REAP County Conservation grants are available to counties that have dedicated at least 22¢ per $1,000 of the assessed value of taxable property in the county for county conservation purposes.

REAP County Grants
BREMER COUNTY, Ingawanis Woodland, $302,899 - The project will acquire a 140-acre diverse woodland along the Cedar River that is ready-made for county programming and public use. The property was part of a former scout camp and has been improved with soft trails and a lodge facility for environmental education activities. Bremer County will use the area as a regional base for environmental education outreach activities and conservation of the Cedar River near Waverly.

JOHNSON COUNTY, Pechman Creek Delta & Iowa River Project, $673,297 - This project includes the acquisition of 369.14 acres, with 2.3 miles of Iowa River frontage and a 1.5 mile length, wetland – slough complex that serves as an estuary for the Iowa River. The project site is a delta formation wetland complex where a perennial stream has cut through an intact bottomland oak savanna. The wetland and savanna plant community supports the river system as a breeding place for fish, reptiles, amphibians and mussels.

PALO ALTO COUNTY Grant 1, The Kettlehole Prairie, $175,400 - This project will acquire a 40-acre tract which includes a kettlehole. This unique site is a priority due to the geological feature and it is adjacent to 1,009 acres of other county and state wildlife areas, bordering the West for of the Des Moines River. It will be restored to its natural habitat, forming a more extensive corridor for wildlife.

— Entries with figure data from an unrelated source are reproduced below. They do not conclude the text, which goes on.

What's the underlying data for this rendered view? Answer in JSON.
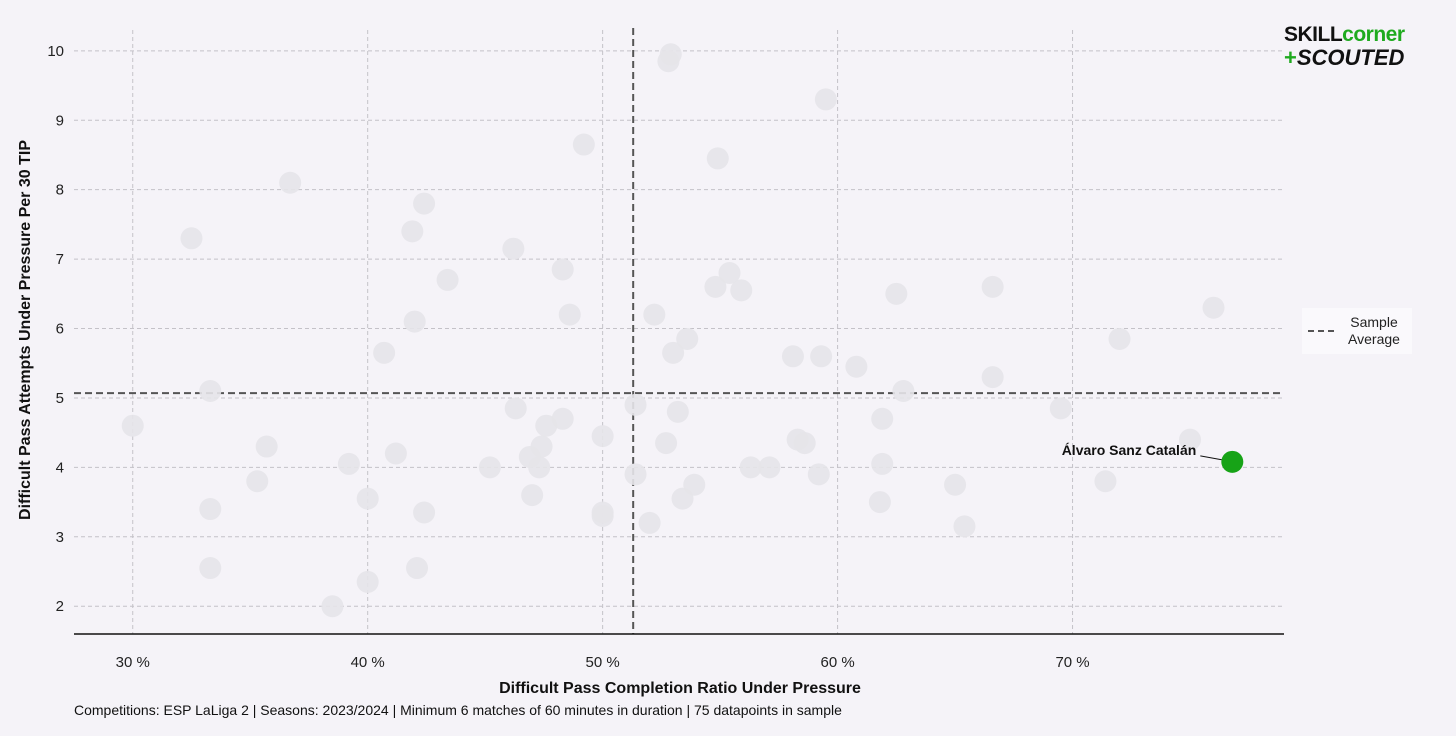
{
  "logo": {
    "line1_a": "SKILL",
    "line1_b": "corner",
    "line2_plus": "+",
    "line2_text": "SCOUTED"
  },
  "legend": {
    "label": "Sample Average"
  },
  "footer": {
    "text": "Competitions: ESP LaLiga 2 | Seasons: 2023/2024 | Minimum 6 matches of 60 minutes in duration | 75 datapoints in sample"
  },
  "colors": {
    "highlight": "#17a317",
    "points": "#e6e4e9",
    "average_line": "#555555",
    "grid": "#c4c2c8"
  },
  "chart_data": {
    "type": "scatter",
    "xlabel": "Difficult Pass Completion Ratio Under Pressure",
    "ylabel": "Difficult Pass Attempts Under Pressure Per 30 TIP",
    "xlim": [
      27.5,
      79
    ],
    "ylim": [
      1.6,
      10.3
    ],
    "x_ticks": [
      30,
      40,
      50,
      60,
      70
    ],
    "x_tick_labels": [
      "30 %",
      "40 %",
      "50 %",
      "60 %",
      "70 %"
    ],
    "y_ticks": [
      2,
      3,
      4,
      5,
      6,
      7,
      8,
      9,
      10
    ],
    "y_tick_labels": [
      "2",
      "3",
      "4",
      "5",
      "6",
      "7",
      "8",
      "9",
      "10"
    ],
    "grid": true,
    "legend_position": "right",
    "averages": {
      "x": 51.3,
      "y": 5.07
    },
    "points": [
      {
        "x": 30.0,
        "y": 4.6
      },
      {
        "x": 32.5,
        "y": 7.3
      },
      {
        "x": 33.3,
        "y": 5.1
      },
      {
        "x": 33.3,
        "y": 3.4
      },
      {
        "x": 33.3,
        "y": 2.55
      },
      {
        "x": 35.3,
        "y": 3.8
      },
      {
        "x": 35.7,
        "y": 4.3
      },
      {
        "x": 36.7,
        "y": 8.1
      },
      {
        "x": 38.5,
        "y": 2.0
      },
      {
        "x": 39.2,
        "y": 4.05
      },
      {
        "x": 40.0,
        "y": 3.55
      },
      {
        "x": 40.0,
        "y": 2.35
      },
      {
        "x": 40.7,
        "y": 5.65
      },
      {
        "x": 41.2,
        "y": 4.2
      },
      {
        "x": 41.9,
        "y": 7.4
      },
      {
        "x": 42.0,
        "y": 6.1
      },
      {
        "x": 42.1,
        "y": 2.55
      },
      {
        "x": 42.4,
        "y": 7.8
      },
      {
        "x": 42.4,
        "y": 3.35
      },
      {
        "x": 43.4,
        "y": 6.7
      },
      {
        "x": 45.2,
        "y": 4.0
      },
      {
        "x": 46.2,
        "y": 7.15
      },
      {
        "x": 46.3,
        "y": 4.85
      },
      {
        "x": 46.9,
        "y": 4.15
      },
      {
        "x": 47.0,
        "y": 3.6
      },
      {
        "x": 47.3,
        "y": 4.0
      },
      {
        "x": 47.4,
        "y": 4.3
      },
      {
        "x": 47.6,
        "y": 4.6
      },
      {
        "x": 48.3,
        "y": 4.7
      },
      {
        "x": 48.3,
        "y": 6.85
      },
      {
        "x": 48.6,
        "y": 6.2
      },
      {
        "x": 49.2,
        "y": 8.65
      },
      {
        "x": 50.0,
        "y": 4.45
      },
      {
        "x": 50.0,
        "y": 3.35
      },
      {
        "x": 50.0,
        "y": 3.3
      },
      {
        "x": 51.4,
        "y": 4.9
      },
      {
        "x": 51.4,
        "y": 3.9
      },
      {
        "x": 52.0,
        "y": 3.2
      },
      {
        "x": 52.2,
        "y": 6.2
      },
      {
        "x": 52.7,
        "y": 4.35
      },
      {
        "x": 52.8,
        "y": 9.85
      },
      {
        "x": 52.9,
        "y": 9.95
      },
      {
        "x": 53.0,
        "y": 5.65
      },
      {
        "x": 53.2,
        "y": 4.8
      },
      {
        "x": 53.4,
        "y": 3.55
      },
      {
        "x": 53.6,
        "y": 5.85
      },
      {
        "x": 53.9,
        "y": 3.75
      },
      {
        "x": 54.8,
        "y": 6.6
      },
      {
        "x": 54.9,
        "y": 8.45
      },
      {
        "x": 55.4,
        "y": 6.8
      },
      {
        "x": 55.9,
        "y": 6.55
      },
      {
        "x": 56.3,
        "y": 4.0
      },
      {
        "x": 57.1,
        "y": 4.0
      },
      {
        "x": 58.1,
        "y": 5.6
      },
      {
        "x": 58.3,
        "y": 4.4
      },
      {
        "x": 58.6,
        "y": 4.35
      },
      {
        "x": 59.2,
        "y": 3.9
      },
      {
        "x": 59.3,
        "y": 5.6
      },
      {
        "x": 59.5,
        "y": 9.3
      },
      {
        "x": 60.8,
        "y": 5.45
      },
      {
        "x": 61.8,
        "y": 3.5
      },
      {
        "x": 61.9,
        "y": 4.05
      },
      {
        "x": 61.9,
        "y": 4.7
      },
      {
        "x": 62.5,
        "y": 6.5
      },
      {
        "x": 62.8,
        "y": 5.1
      },
      {
        "x": 65.0,
        "y": 3.75
      },
      {
        "x": 65.4,
        "y": 3.15
      },
      {
        "x": 66.6,
        "y": 5.3
      },
      {
        "x": 66.6,
        "y": 6.6
      },
      {
        "x": 69.5,
        "y": 4.85
      },
      {
        "x": 71.4,
        "y": 3.8
      },
      {
        "x": 72.0,
        "y": 5.85
      },
      {
        "x": 75.0,
        "y": 4.4
      },
      {
        "x": 76.0,
        "y": 6.3
      }
    ],
    "highlight": {
      "label": "Álvaro Sanz Catalán",
      "x": 76.8,
      "y": 4.08
    }
  }
}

PALO ALTO COUNTY Grant 2, Glacial Ridge, $133,414 - This project will acquire a diverse 46 acre wildlife /recreation area. The lay of the land is rocky and hilly, 14-18 percent slope, with native grasses and forbs, including many on the Coefficient of Conservatism list. The unique site is a priority due to the geological features of the glacial ridges and wildlife listed as Species of Greatest Conservation Need. It is adjacent to a 24 acre tract owned by the Board. The grant amount was the funds remaining and below the $169,460 request, but was accepted by Palo Alto County. Fayette and Clay counties each had projects scoring higher, but declined partial funding.